What: Thermal Imaging In Broadcast Facilities
When: November 20, 2001 7:00 PM

What would it be worth to you to know well in advance that a critical bullet, elbow, clamp, circuit breaker, or other component essential to your being on the air, was going to fail? You would have enough warning to order a spare, plan a time to change it before it fails, and complete the repair without that embarrassing unplanned off-air time you hate to explain.

That was the topic at our November meeting, presented by Gary Cavell of Cavell, Mertz, and Davis. CMD has been experimenting with Thermal Imaging, a method well known to the heavy industrial world, but largely unused by broadcasters.
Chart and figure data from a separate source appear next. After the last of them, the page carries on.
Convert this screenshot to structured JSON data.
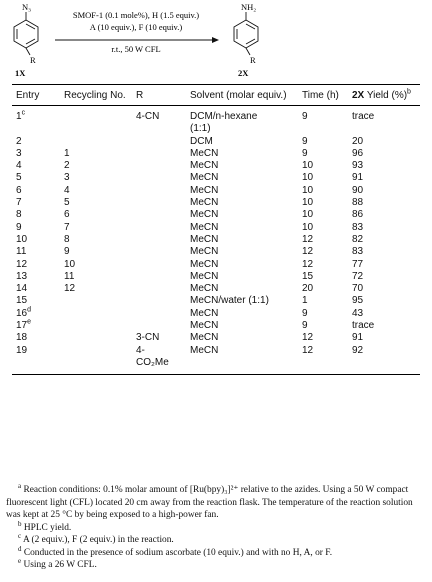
{
  "scheme": {
    "reactant_group": "N₃",
    "product_group": "NH₂",
    "substituent": "R",
    "reactant_label": "1X",
    "product_label": "2X",
    "conditions": [
      "SMOF-1 (0.1 mole%), H (1.5 equiv.)",
      "A (10 equiv.), F (10 equiv.)",
      "r.t., 50 W CFL"
    ]
  },
  "table": {
    "headers": {
      "entry": "Entry",
      "recycling": "Recycling No.",
      "R": "R",
      "solvent": "Solvent (molar equiv.)",
      "time": "Time (h)",
      "yield": {
        "compound": "2X",
        "text": "Yield (%)",
        "note": "b"
      }
    },
    "rows": [
      {
        "entry": "1",
        "note": "c",
        "R": "4-CN",
        "solvent": "DCM/n-hexane (1:1)",
        "time": "9",
        "yield": "trace"
      },
      {
        "entry": "2",
        "solvent": "DCM",
        "time": "9",
        "yield": "20"
      },
      {
        "entry": "3",
        "recycling": "1",
        "solvent": "MeCN",
        "time": "9",
        "yield": "96"
      },
      {
        "entry": "4",
        "recycling": "2",
        "solvent": "MeCN",
        "time": "10",
        "yield": "93"
      },
      {
        "entry": "5",
        "recycling": "3",
        "solvent": "MeCN",
        "time": "10",
        "yield": "91"
      },
      {
        "entry": "6",
        "recycling": "4",
        "solvent": "MeCN",
        "time": "10",
        "yield": "90"
      },
      {
        "entry": "7",
        "recycling": "5",
        "solvent": "MeCN",
        "time": "10",
        "yield": "88"
      },
      {
        "entry": "8",
        "recycling": "6",
        "solvent": "MeCN",
        "time": "10",
        "yield": "86"
      },
      {
        "entry": "9",
        "recycling": "7",
        "solvent": "MeCN",
        "time": "10",
        "yield": "83"
      },
      {
        "entry": "10",
        "recycling": "8",
        "solvent": "MeCN",
        "time": "12",
        "yield": "82"
      },
      {
        "entry": "11",
        "recycling": "9",
        "solvent": "MeCN",
        "time": "12",
        "yield": "83"
      },
      {
        "entry": "12",
        "recycling": "10",
        "solvent": "MeCN",
        "time": "12",
        "yield": "77"
      },
      {
        "entry": "13",
        "recycling": "11",
        "solvent": "MeCN",
        "time": "15",
        "yield": "72"
      },
      {
        "entry": "14",
        "recycling": "12",
        "solvent": "MeCN",
        "time": "20",
        "yield": "70"
      },
      {
        "entry": "15",
        "solvent": "MeCN/water (1:1)",
        "time": "1",
        "yield": "95"
      },
      {
        "entry": "16",
        "note": "d",
        "solvent": "MeCN",
        "time": "9",
        "yield": "43"
      },
      {
        "entry": "17",
        "note": "e",
        "solvent": "MeCN",
        "time": "9",
        "yield": "trace"
      },
      {
        "entry": "18",
        "R": "3-CN",
        "solvent": "MeCN",
        "time": "12",
        "yield": "91"
      },
      {
        "entry": "19",
        "R": "4-CO₂Me",
        "solvent": "MeCN",
        "time": "12",
        "yield": "92"
      }
    ]
  },
  "footnotes": [
    {
      "mark": "a",
      "text": "Reaction conditions: 0.1% molar amount of [Ru(bpy)₃]²⁺ relative to the azides. Using a 50 W compact fluorescent light (CFL) located 20 cm away from the reaction flask. The temperature of the reaction solution was kept at 25 °C by being exposed to a high-power fan."
    },
    {
      "mark": "b",
      "text": "HPLC yield."
    },
    {
      "mark": "c",
      "text": "A (2 equiv.), F (2 equiv.) in the reaction."
    },
    {
      "mark": "d",
      "text": "Conducted in the presence of sodium ascorbate (10 equiv.) and with no H, A, or F."
    },
    {
      "mark": "e",
      "text": "Using a 26 W CFL."
    }
  ]
}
First experimenting with a standard camera and infrared film, they quickly learned that the infrared images they needed to see were well above the segment of spectrum which infrared film is able to see. They were also unable to predict the focus point of the images they did capture, leading to blurry, worthless images. Research led them to the camera and technology they sought.

A digital camera with special infrared sensors, cooled with liquid nitrogen, allowed them to see temperature differences as little as .1 degree. This change in temperature can indicate a component under stress. The proper understanding and interpretation of the images they capture enables them to "see" future failure points before they cause trouble. You have precious lead time to locate parts for outdated equipment or plan a wholesale upgrade to current equipment, before it catastrophically fails, and do the entire repair on your schedule.

The testing procedure is totally non-intrusive. It is done while the equipment is operating at full power and load, thus rendering an image of the normal operating condition. It can establish a baseline to use as a comparison with future tests, as well as uncover hidden problems. Some insurance companies even offer a discount for annual tests.

CMD is still developing the methodology, and experimenting with the interpretation necessary to do this on a large scale. It promises to make the engineers life much easier, and substantially reduce the unexpected failures that drive us nuts.